Rethinking Regulations for Emerging Agricultural Enterprises in Africa
Last year, the Kenya Dairy Board proposed having dairy farmers sell products to contracted processors only. The public outcry that followed against the rule saw the Board scrap the regulation. Later in 2020, the Kenyan Energy Petroleum Regulatory Authority (EPRA) came up with a new set of regulations that prescribed strict licensing rules for solar investment in the country. Even the Senate stood against the regulations this time, arguing that the regulations would stifle instead of grow the solar sector.
Last month, the government introduced the Livestock Bill of 2021, which demanded the registration of all beekeepers in the country. As expected, farmers and other agricultural stakeholders are against the new law, arguing that it will slow the growth of the newly emerging apiculture industry.
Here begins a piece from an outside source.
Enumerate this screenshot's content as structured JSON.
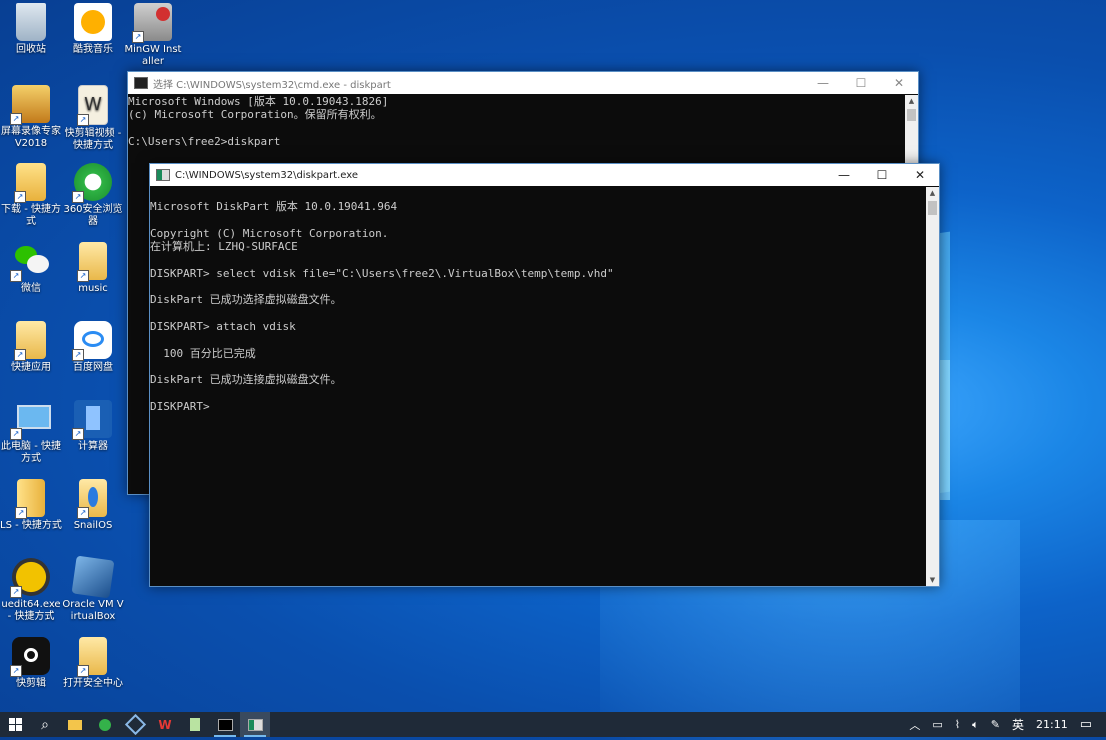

These examples point to a trend where the government proposes regulations for growing sectors, only for the new rules to be rejected by the general public.
Regulations for growing sectors, like agriculture, are not a bad idea. Experiences from all over the world show that, when done right, regulations can deliver several benefits to emerging and growing sectors. Some of these benefits include preventing counterfeit goods and products from thriving, ensuring goods and services are of the highest standards, and creating an enabling environment to facilitate trade in the targeted sectors. Given such benefits, one wonders why the public overwhelmingly rejects some of these regulations. The answer to this question lies is in our approach to regulating growing agricultural sectors in Africa. Currently, most regulations appear more interested in controlling and not growing the sectors. A look at the common complaint against the three earlier mentioned regulations brings this point to light. In each of the three cases, the public’s main concern is that the new regulations would stifle instead of grow the targeted sectors. So, how can policymakers dispel these fears and ensure that regulations serve to boost the targeted sectors?
First, policymakers should prioritize creating an enabling environment, as opposed to merely regulating emerging sectors. If anything, the whole point of a regulation is to create an enabling environment for the growth of the targeted industries. When new laws emerge as part of initiatives to create an enabling environment, the regulations tend to be more practical and are more likely to enjoy public acceptance. In contrast, when the focus is on regulating the sectors only, resistance is almost inevitable. The point here is not to do away with regulations; rather, it is to ensure that the drafters of new regulations do not lose sight of the overarching intention of the proposals, which is to create an enabling environment for the target sector’s growth.
As such, the ultimate test for any new regulation should be whether it serves to grow or to stifle the targeted industry. The answer should always be the former. It appears simple, right? There is a catch. You see, focusing on creating an enabling environment requires work compared to just drafting a regulation. It will demand that government officials be directly involved when some of these farming enterprises emerge. Officials will have to interact with farmers, encourage them to aggregate into groups, and form cooperatives. The good thing about putting in the work required is that regulations become automatic. With farmers organized into groups, they will suggest appropriate regulations for the growth of their industry themselves. This bottom-up approach is likely to yield better results than having government officials force regulations down industry players, but it requires work.
Secondly, policymakers should always strive to ensure public participation when drafting regulations. Here, we have to distinguish between mere involvement and meaningful participation. It is not enough to call people to a meeting hall, inform them about a proposed law, have them sign participation forms, and call that participation. Participation should be meaningful. The public should have enough time to review the regulations, comment, and improve them.
Like the first proposal, this one, too, requires work. The drafters of the regulations will have to plan for public involvement while involving all stakeholders. Next, they will have to share the draft legislation and ensure that all stakeholders have had sufficient interactions with the documents to make a meaningful contribution. They will then have to revise the regulations in line with the shared feedback. By following all these steps and others, policymakers will ensure not just meaningful public participation; moreover, they will be setting the foundations for a good enabling environment, which brings us back to the earlier point. You see, creating an enabling environment and public participation are somehow related. To illustrate, one of the markers of a good enabling environment is having farmers organized into groups or cooperatives.
Without having farmers organized in this manner, it becomes difficult even to identify the players in the industry, for meaningful public participation. That is probably why policymakers for these emerging industries have a hard time achieving the required levels of public participation. For regulations to work in growing agricultural sectors, government officials should be ready and willing to put in the work to create an enabling environment and to foster public participation.